Current treatment options for AD are still limited to acetylcholinesterase inhibitors, receptor antagonists or other supportive methods that can temporarily alleviate symptoms but cannot stop or reverse the progression of AD (Dong, Li, Cheng, & Hou, 2019). Therefore, searching for novel bioactive ingredients for the treatment of Aβ production and accumulation from natural plants has been the subject of research towards the optimal treatment for AD (Kim, Sohn, Kim, Na, & Jeong, 2020). Unlike the chemical drugs, natural polysaccharides, especially plant polysaccharides, have a broad development prospect due to their good biocompatibility, biodegradability, non-toxicity, low cost, and abundance (El-Hawary et al., 2020). Many natural polysaccharides derived from plants possess proven biological properties, including anti-oxidation (Tang et al., 2020), anti-inflammation (Guo et al., 2018), anti-tumor activities (Yang, Guo, Zhang, & Wu, 2007), and improvement of cognitive functions (Zhou et al., 2020). The resource utilization rate of durian is low, and the edible pulp only accounts for one-third of the whole. Most studies on durian seeds remain at the level of nutritional characteristics and application of seed gum (Mirhosseini & Amid, 2013). There are few reports on the active substances in durian seeds (Liu et al., 2013), and even the active polysaccharides in durian seeds have not been reported. In addition, compared with natural plant polysaccharides, low molecular weight plant polysaccharides have better utilization (Liu, Tang, Song, & Ge, 2021).

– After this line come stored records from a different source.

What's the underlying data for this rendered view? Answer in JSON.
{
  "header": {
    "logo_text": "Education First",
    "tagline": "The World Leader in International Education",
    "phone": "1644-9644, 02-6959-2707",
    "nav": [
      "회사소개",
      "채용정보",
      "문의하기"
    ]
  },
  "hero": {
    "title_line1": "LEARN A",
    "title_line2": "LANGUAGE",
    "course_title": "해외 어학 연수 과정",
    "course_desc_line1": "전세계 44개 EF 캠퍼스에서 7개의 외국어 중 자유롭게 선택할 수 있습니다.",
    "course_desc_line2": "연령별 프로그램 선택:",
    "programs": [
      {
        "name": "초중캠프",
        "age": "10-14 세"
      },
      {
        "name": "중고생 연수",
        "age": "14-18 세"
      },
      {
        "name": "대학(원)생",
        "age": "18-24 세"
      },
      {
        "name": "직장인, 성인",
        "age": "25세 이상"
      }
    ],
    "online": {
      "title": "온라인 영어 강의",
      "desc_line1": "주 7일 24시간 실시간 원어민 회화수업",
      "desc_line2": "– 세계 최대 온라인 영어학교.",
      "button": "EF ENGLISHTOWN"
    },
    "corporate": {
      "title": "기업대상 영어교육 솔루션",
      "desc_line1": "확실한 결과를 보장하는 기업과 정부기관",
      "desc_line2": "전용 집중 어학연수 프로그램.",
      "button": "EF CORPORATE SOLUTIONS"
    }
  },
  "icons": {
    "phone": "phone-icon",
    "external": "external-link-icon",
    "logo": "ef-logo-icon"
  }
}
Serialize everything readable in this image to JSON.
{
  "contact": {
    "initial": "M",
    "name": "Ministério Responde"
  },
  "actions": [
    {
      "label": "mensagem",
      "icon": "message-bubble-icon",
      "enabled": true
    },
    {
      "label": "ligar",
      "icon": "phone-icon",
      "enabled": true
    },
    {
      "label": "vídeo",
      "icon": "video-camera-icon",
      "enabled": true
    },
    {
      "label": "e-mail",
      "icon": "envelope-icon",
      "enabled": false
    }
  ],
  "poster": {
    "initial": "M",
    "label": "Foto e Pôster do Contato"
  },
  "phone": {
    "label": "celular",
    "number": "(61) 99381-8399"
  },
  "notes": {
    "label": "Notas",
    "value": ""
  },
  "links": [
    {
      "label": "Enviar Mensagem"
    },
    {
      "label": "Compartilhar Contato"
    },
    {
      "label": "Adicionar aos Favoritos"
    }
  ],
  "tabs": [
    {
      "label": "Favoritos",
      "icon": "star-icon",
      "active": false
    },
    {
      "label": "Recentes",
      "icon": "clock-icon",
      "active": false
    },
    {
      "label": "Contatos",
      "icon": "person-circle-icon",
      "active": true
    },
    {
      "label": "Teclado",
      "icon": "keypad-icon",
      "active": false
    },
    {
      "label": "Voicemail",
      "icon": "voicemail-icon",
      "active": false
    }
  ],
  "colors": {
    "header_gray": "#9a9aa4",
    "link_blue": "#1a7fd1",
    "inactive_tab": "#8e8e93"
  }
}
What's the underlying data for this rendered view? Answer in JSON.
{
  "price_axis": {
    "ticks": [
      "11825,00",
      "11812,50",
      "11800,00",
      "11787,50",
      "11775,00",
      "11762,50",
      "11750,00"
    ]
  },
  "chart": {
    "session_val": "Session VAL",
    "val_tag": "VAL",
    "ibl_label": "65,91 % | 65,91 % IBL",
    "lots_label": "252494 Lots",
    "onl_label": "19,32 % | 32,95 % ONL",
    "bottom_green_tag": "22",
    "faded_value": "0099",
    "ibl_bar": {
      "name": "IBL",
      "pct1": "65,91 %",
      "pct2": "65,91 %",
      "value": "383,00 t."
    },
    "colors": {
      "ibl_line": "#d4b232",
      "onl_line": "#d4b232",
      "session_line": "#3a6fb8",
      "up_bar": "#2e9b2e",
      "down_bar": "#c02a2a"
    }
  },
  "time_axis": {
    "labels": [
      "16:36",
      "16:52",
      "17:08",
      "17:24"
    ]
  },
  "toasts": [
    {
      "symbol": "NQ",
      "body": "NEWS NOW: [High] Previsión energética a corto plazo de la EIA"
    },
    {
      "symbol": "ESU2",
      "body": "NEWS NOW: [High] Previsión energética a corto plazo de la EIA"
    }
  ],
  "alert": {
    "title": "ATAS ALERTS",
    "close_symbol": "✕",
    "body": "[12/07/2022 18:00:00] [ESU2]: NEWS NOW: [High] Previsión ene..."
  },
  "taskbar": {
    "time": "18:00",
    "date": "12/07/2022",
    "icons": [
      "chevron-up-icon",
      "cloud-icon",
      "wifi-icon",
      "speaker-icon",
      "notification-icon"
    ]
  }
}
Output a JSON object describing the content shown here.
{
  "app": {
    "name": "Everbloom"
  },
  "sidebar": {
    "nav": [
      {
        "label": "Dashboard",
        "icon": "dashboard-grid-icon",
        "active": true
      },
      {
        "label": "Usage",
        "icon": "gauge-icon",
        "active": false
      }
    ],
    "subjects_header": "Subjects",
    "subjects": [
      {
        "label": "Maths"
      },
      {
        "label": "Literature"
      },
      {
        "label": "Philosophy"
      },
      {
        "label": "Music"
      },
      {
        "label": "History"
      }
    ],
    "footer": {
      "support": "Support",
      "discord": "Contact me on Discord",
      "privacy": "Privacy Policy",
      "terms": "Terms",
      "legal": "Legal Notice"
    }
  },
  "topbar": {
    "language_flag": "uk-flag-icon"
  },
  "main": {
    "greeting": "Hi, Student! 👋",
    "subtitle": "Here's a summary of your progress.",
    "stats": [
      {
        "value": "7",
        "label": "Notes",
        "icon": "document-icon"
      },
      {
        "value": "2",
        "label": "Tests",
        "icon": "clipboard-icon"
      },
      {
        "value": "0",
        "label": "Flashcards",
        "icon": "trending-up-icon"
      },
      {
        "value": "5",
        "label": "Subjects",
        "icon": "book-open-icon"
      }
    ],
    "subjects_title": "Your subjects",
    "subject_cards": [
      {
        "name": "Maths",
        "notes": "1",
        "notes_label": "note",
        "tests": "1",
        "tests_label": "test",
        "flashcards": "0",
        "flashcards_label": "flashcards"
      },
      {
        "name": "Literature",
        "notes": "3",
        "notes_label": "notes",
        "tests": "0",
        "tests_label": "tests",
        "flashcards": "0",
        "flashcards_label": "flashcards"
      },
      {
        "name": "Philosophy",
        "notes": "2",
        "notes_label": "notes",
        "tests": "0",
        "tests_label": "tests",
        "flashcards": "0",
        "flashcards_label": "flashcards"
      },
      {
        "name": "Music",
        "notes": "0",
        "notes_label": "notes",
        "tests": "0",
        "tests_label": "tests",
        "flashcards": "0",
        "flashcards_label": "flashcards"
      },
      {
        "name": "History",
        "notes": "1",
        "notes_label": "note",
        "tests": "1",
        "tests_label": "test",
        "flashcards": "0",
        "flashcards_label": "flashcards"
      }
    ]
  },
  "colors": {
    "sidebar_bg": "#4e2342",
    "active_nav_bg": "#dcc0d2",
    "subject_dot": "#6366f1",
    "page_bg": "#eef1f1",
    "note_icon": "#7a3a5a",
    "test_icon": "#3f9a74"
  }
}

In this study, enzymatic hydrolysis was used to extract polysaccharides from durian seeds, plasma treatment was employed to effectively degrade the crude polysaccharide of durian seeds. The DPPH radical scavenge capacity and anti-Aβ aggregation activity of polysaccharides from durian seeds were evaluated in vitro. Gel filtration chromatography was performed to obtain the target polysaccharide DSPP-1. The physicochemical properties and chemical structure of DSPP-1 were comprehensively investigated, and the anti-AD activity of DSPP-1 in vivo was evaluated in transgenic C. elegans CL4176 model. Hopefully, this study will provide sufficient experimental evidence of anti-AD activity and potential for further development and utilization of durian seed polysaccharides.